I shut it off, dropping it back into my stall. Reporters will be allowed in soon. I'll have to find words I don't feel, explanations I don't have.
"Mac." Sully's voice cuts through the noise. He stands next to my stall, expression grim. "Got a minute?"
I follow him into the hallway, away from the celebration. He leads me to a small office used by visiting coaches, closes the door behind us.
"You had a rough night," he says, voice gentle in a way that makes my stomach twist. "It happens to everyone, even the best."
"Team won. That's what matters." I say it because that’s what I’m supposed to say.
"Logan." He rarely uses my first name. "I need to show you something, and I need you to stay calm."
He hands me a manila envelope. My heart rate spikes as I open it, recognizing legal letterhead. Jessica's lawyer. As I scan the document, certain phrases leap out at me.
"Emergency custody motion..."
"Erratic behavior and public outbursts..."
"Violent incident with photographer..."
"Inappropriate relationship creating unstable environment..."
"Child's best interest requires immediate intervention..."
My vision blurs and the words swim on the page. "When did this come in?"
"Her lawyer filed it this afternoon. Right before game time." Sully's expression darkens. "We don’t think the timing is coincidental, Logan."
That bitch. She waited until right before a crucial playoff game to file this.
"She's using the camera incident," I say, voice hollow.
"And suggesting your relationship with Reese is creating an unstable environment for Tyler." Sully's hand finds my shoulder. "There's an emergency hearing scheduled for the same morning we'd travel to Denver for Game 6."
Of course.
"I can't miss a playoff game for a custody hearing." The words sound ridiculous even as I say them.
"That's exactly what she's counting on," Sully says quietly. "Miss the hearing, it looks like hockey means more than your son. Miss the game, you're letting your team down."
I sit down heavily on a folding chair, papers clutched in my hand. The victory noise from the locker room feels miles away now.
"Surgical," I finish for him. "She's cutting out my heart with perfect timing."
And the worst part is, I've helped her case. My performance tonight, my outburst with the photographer, my increasingly desperate attempts to balance a life that's spinning out of control—all of it plays into the narrative she's creating.
"What am I supposed to do?" The question isn't really for Sully. It's for the universe, for whatever cruel fate has decided to test my limits.

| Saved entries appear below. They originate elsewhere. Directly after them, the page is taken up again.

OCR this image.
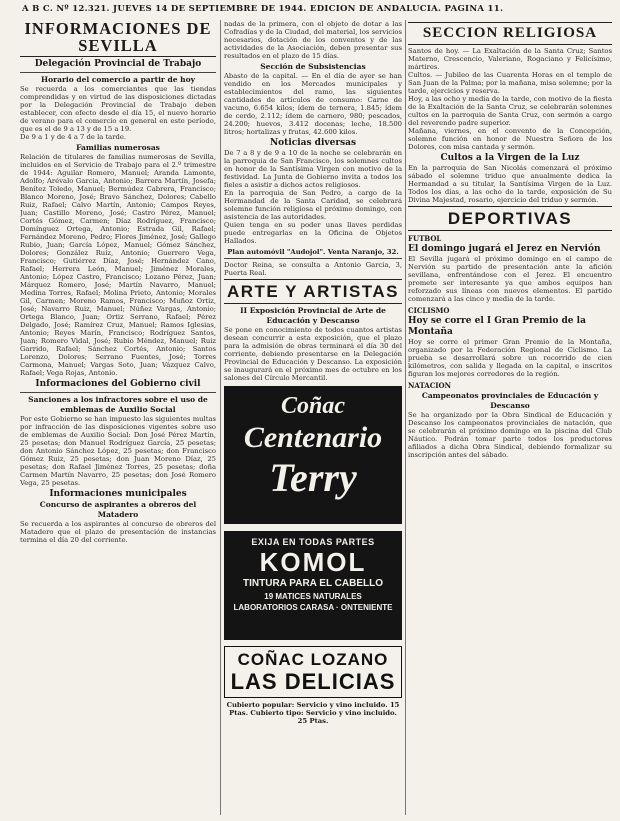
A B C. Nº 12.321. JUEVES 14 DE SEPTIEMBRE DE 1944. EDICION DE ANDALUCIA. PAGINA 11.
INFORMACIONES DE
SEVILLA
Delegación Provincial de Trabajo
Horario del comercio a partir de hoy

Se recuerda a los comerciantes que las tiendas comprendidas y en virtud de las disposiciones dictadas por la Delegación Provincial de Trabajo deben establecer, con efecto desde el día 15, el nuevo horario de verano para el comercio en general en este período, que es el de 9 a 13 y de 15 a 19.

De 9 a 1 y de 4 a 7 de la tarde.

Familias numerosas

Relación de titulares de familias numerosas de Sevilla, incluidos en el Servicio de Trabajo para el 2.º trimestre de 1944: Aguilar Romero, Manuel; Aranda Lamonte, Adolfo; Arévalo Garcia, Antonio; Barrera Martín, Josefa; Benítez Toledo, Manuel; Bermúdez Cabrera, Francisco; Blanco Moreno, José; Bravo Sánchez, Dolores; Cabello Ruiz, Rafael; Calvo Martín, Antonio; Campos Reyes, Juan; Castillo Moreno, José; Castro Pérez, Manuel; Cortés Gómez, Carmen; Díaz Rodríguez, Francisco; Domínguez Ortega, Antonio; Estrada Gil, Rafael; Fernández Moreno, Pedro; Flores Jiménez, José; Gallego Rubio, Juan; García López, Manuel; Gómez Sánchez, Dolores; González Ruiz, Antonio; Guerrero Vega, Francisco; Gutiérrez Díaz, José; Hernández Cano, Rafael; Herrera León, Manuel; Jiménez Morales, Antonio; López Castro, Francisco; Lozano Pérez, Juan; Márquez Romero, José; Martín Navarro, Manuel; Medina Torres, Rafael; Molina Prieto, Antonio; Morales Gil, Carmen; Moreno Ramos, Francisco; Muñoz Ortiz, José; Navarro Ruiz, Manuel; Núñez Vargas, Antonio; Ortega Blanco, Juan; Ortiz Serrano, Rafael; Pérez Delgado, José; Ramírez Cruz, Manuel; Ramos Iglesias, Antonio; Reyes Marín, Francisco; Rodríguez Santos, Juan; Romero Vidal, José; Rubio Méndez, Manuel; Ruiz Garrido, Rafael; Sánchez Cortés, Antonio; Santos Lorenzo, Dolores; Serrano Fuentes, José; Torres Carmona, Manuel; Vargas Soto, Juan; Vázquez Calvo, Rafael; Vega Rojas, Antonio.

Informaciones del Gobierno civil
Sanciones a los infractores sobre el uso de emblemas de Auxilio Social

Por este Gobierno se han impuesto las siguientes multas por infracción de las disposiciones vigentes sobre uso de emblemas de Auxilio Social: Don José Pérez Martín, 25 pesetas; don Manuel Rodríguez García, 25 pesetas; don Antonio Sánchez López, 25 pesetas; don Francisco Gómez Ruiz, 25 pesetas; don Juan Moreno Díaz, 25 pesetas; don Rafael Jiménez Torres, 25 pesetas; doña Carmen Martín Navarro, 25 pesetas; don José Romero Vega, 25 pesetas.

Informaciones municipales
Concurso de aspirantes a obreros del Matadero

Se recuerda a los aspirantes al concurso de obreros del Matadero que el plazo de presentación de instancias termina el día 20 del corriente.

nadas de la primera, con el objeto de dotar a las Cofradías y de la Ciudad, del material, los servicios necesarios, dotación de los conventos y de las actividades de la Asociación, deben presentar sus resultados en el plazo de 15 días.

Sección de Subsistencias

Abasto de la capital. — En el día de ayer se han vendido en los Mercados municipales y establecimientos del ramo, las siguientes cantidades de artículos de consumo: Carne de vacuno, 6.654 kilos; ídem de ternera, 1.845; ídem de cerdo, 2.112; ídem de carnero, 980; pescados, 24.200; huevos, 3.412 docenas; leche, 18.500 litros; hortalizas y frutas, 42.600 kilos.

Noticias diversas

De 7 a 8 y de 9 a 10 de la noche se celebrarán en la parroquia de San Francisco, los solemnes cultos en honor de la Santísima Virgen con motivo de la festividad. La Junta de Gobierno invita a todos los fieles a asistir a dichos actos religiosos.

En la parroquia de San Pedro, a cargo de la Hermandad de la Santa Caridad, se celebrará solemne función religiosa el próximo domingo, con asistencia de las autoridades.

Quien tenga en su poder unas llaves perdidas puede entregarlas en la Oficina de Objetos Hallados.

Plan automóvil "Audojol". Venta Naranjo, 32.

Doctor Reina, se consulta a Antonio Garcia, 3, Puerta Real.

ARTE Y ARTISTAS
II Exposición Provincial de Arte de Educación y Descanso

Se pone en conocimiento de todos cuantos artistas desean concurrir a esta exposición, que el plazo para la admisión de obras terminará el día 30 del corriente, debiendo presentarse en la Delegación Provincial de Educación y Descanso. La exposición se inaugurará en el próximo mes de octubre en los salones del Círculo Mercantil.

Coñac
Centenario
Terry
EXIJA EN TODAS PARTES
KOMOL
TINTURA PARA EL CABELLO
19 MATICES NATURALES
LABORATORIOS CARASA · ONTENIENTE
COÑAC LOZANO
LAS DELICIAS
Cubierto popular: Servicio y vino incluido. 15 Ptas. Cubierto tipo: Servicio y vino incluido. 25 Ptas.
SECCION RELIGIOSA

Santos de hoy. — La Exaltación de la Santa Cruz; Santos Materno, Crescencio, Valeriano, Rogaciano y Felicísimo, mártires.

Cultos. — Jubileo de las Cuarenta Horas en el templo de San Juan de la Palma; por la mañana, misa solemne; por la tarde, ejercicios y reserva.

Hoy, a las ocho y media de la tarde, con motivo de la fiesta de la Exaltación de la Santa Cruz, se celebrarán solemnes cultos en la parroquia de Santa Cruz, con sermón a cargo del reverendo padre superior.

Mañana, viernes, en el convento de la Concepción, solemne función en honor de Nuestra Señora de los Dolores, con misa cantada y sermón.

Cultos a la Virgen de la Luz

En la parroquia de San Nicolás comenzará el próximo sábado el solemne triduo que anualmente dedica la Hermandad a su titular, la Santísima Virgen de la Luz. Todos los días, a las ocho de la tarde, exposición de Su Divina Majestad, rosario, ejercicio del triduo y sermón.

DEPORTIVAS
FUTBOL
El domingo jugará el Jerez en Nervión

El Sevilla jugará el próximo domingo en el campo de Nervión su partido de presentación ante la afición sevillana, enfrentándose con el Jerez. El encuentro promete ser interesante ya que ambos equipos han reforzado sus líneas con nuevos elementos. El partido comenzará a las cinco y media de la tarde.

CICLISMO
Hoy se corre el I Gran Premio de la Montaña

Hoy se corre el primer Gran Premio de la Montaña, organizado por la Federación Regional de Ciclismo. La prueba se desarrollará sobre un recorrido de cien kilómetros, con salida y llegada en la capital, e inscritos figuran los mejores corredores de la región.

NATACION
Campeonatos provinciales de Educación y Descanso

Se ha organizado por la Obra Sindical de Educación y Descanso los campeonatos provinciales de natación, que se celebrarán el próximo domingo en la piscina del Club Náutico. Podrán tomar parte todos los productores afiliados a dicha Obra Sindical, debiendo formalizar su inscripción antes del sábado.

Sully squeezes my shoulder. "One step at a time. Get some rest. Tomorrow's another day."
But as I stare at the papers in my hand, I know something has to give. I can't keep failing at everything simultaneously. My team. My son. Something has to give.
Our plane lands at Midway and I drive to Reese's on auto-pilot considering my options to find a way out of this. Something has to give.

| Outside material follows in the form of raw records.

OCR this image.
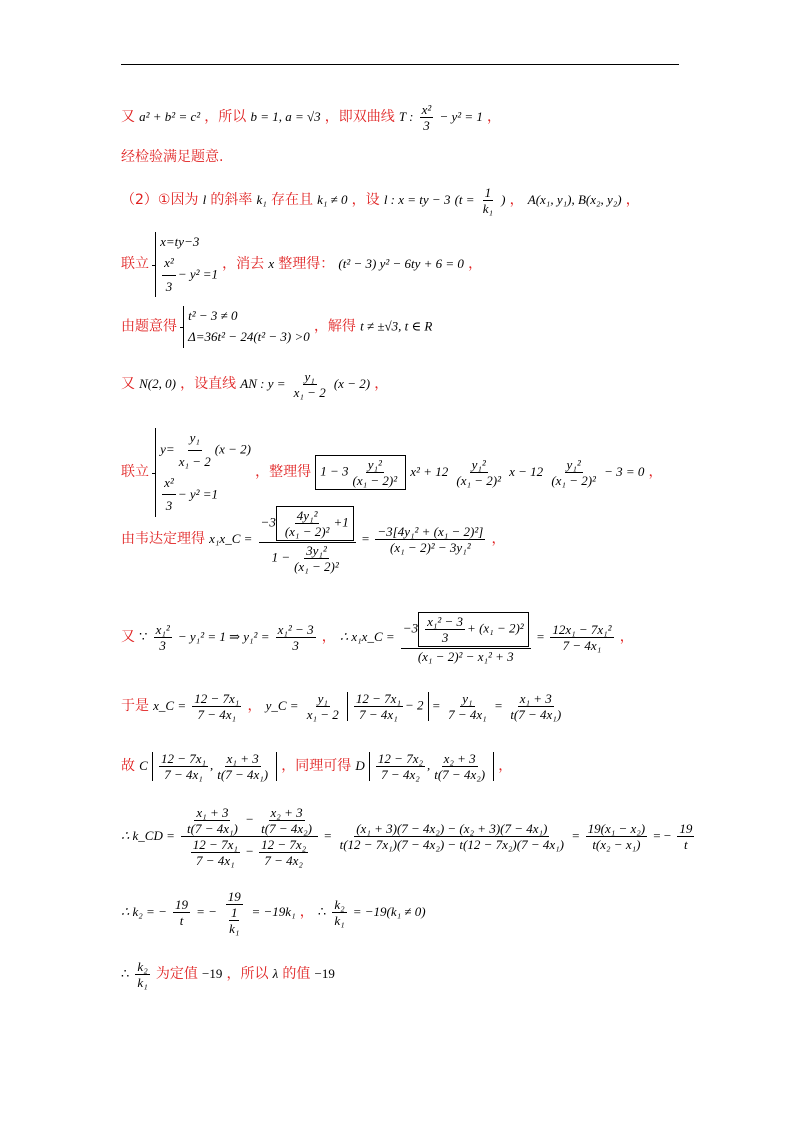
又 a² + b² = c² ，所以 b = 1, a = √3 ，即双曲线 T : $\frac{\text{x²}}{3} - y^2 = 1$ ，
经检验满足题意.
（2）①因为 l 的斜率 k₁ 存在且 k₁ ≠ 0 ，设 l : x = ty − 3 ($t = \frac{1}{\text{k₁}}$ ) ， A(x₁, y₁), B(x₂, y₂) ，
联立
x=ty−3
$\frac{\text{x²}}{3} - y^2 =1$
，消去 x 整理得： (t² − 3) y² − 6ty + 6 = 0 ，
由题意得
t² − 3 ≠ 0
Δ=36t² − 24(t² − 3) >0
，解得 t ≠ ±√3, t ∈ R
又 N(2, 0) ，设直线 AN : $y = \frac{\text{y₁}}{\text{x₁ − 2}} (x - 2)$ ，
联立
$y= \frac{\text{y₁}}{\text{x₁ − 2}} (x - 2)$
$\frac{\text{x²}}{3} - y^2 =1$
，整理得 $1 - 3 \frac{\text{y₁²}}{\text{(x₁ − 2)²}} x^2 + 12 \frac{\text{y₁²}}{\text{(x₁ − 2)²}}$ $x - 12 \frac{\text{y₁²}}{\text{(x₁ − 2)²}} - 3 = 0$ ，
由韦达定理得 x₁x_C = $\frac{-3 \frac{\text{4y₁²}}{\text{(x₁ − 2)²}} +1}{1 - \frac{\text{3y₁²}}{\text{(x₁ − 2)²}}} = \frac{\text{−3[4y₁² + (x₁ − 2)²]}}{\text{(x₁ − 2)² − 3y₁²}}$ ，
又 ∵ $\frac{\text{x₁²}}{3} - y_1^2 = 1$ ⇒ $y_1^2 = \frac{\text{x₁² − 3}}{3}$ ， ∴ x₁x_C = $\frac{-3 \frac{\text{x₁² − 3}}{3} + (x_1 - 2)^2}{\text{(x₁ − 2)² − x₁² + 3}} = \frac{\text{12x₁ − 7x₁²}}{\text{7 − 4x₁}}$ ，
于是 x_C = $\frac{\text{12 − 7x₁}}{\text{7 − 4x₁}}$ ， y_C = $\frac{\text{y₁}}{\text{x₁ − 2}}$
$\frac{\text{12 − 7x₁}}{\text{7 − 4x₁}} - 2 = \frac{\text{y₁}}{\text{7 − 4x₁}} = \frac{\text{x₁ + 3}}{\text{t(7 − 4x₁)}}$
故 C $\frac{\text{12 − 7x₁}}{\text{7 − 4x₁}}$ , $\frac{\text{x₁ + 3}}{\text{t(7 − 4x₁)}}$ ，同理可得 D $\frac{\text{12 − 7x₂}}{\text{7 − 4x₂}}$ , $\frac{\text{x₂ + 3}}{\text{t(7 − 4x₂)}}$ ，
∴ k_CD = $\frac{\frac{\text{x₁ + 3}}{\text{t(7 − 4x₁)}} - \frac{\text{x₂ + 3}}{\text{t(7 − 4x₂)}}}{\frac{\text{12 − 7x₁}}{\text{7 − 4x₁}} - \frac{\text{12 − 7x₂}}{\text{7 − 4x₂}}} = \frac{\text{(x₁ + 3)(7 − 4x₂) − (x₂ + 3)(7 − 4x₁)}}{\text{t(12 − 7x₁)(7 − 4x₂) − t(12 − 7x₂)(7 − 4x₁)}} = \frac{\text{19(x₁ − x₂)}}{\text{t(x₂ − x₁)}}$ = − $\frac{19}{t}$
∴ k₂ = − $\frac{19}{t}$ = − $\frac{19}{\frac{1}{\text{k₁}}} = -19k_1$ ， ∴ $\frac{\text{k₂}}{\text{k₁}} = -19(k_1 \ne 0)$
∴ $\frac{\text{k₂}}{\text{k₁}}$ 为定值 −19 ，所以 λ 的值 −19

Option one: Skip the hearing for playoffs. Jessica wins emergency custody and uses my absence against me forever. Can't lose Tyler. Not an option.
Option two: Skip a playoff game for court. Let my team down when they need my veteran leadership most. I can’t do that to the boys or the fans. That would be career suicide. Not an option.
I turn onto Reese's street. I know what option three is. I've known since Sully handed me those papers.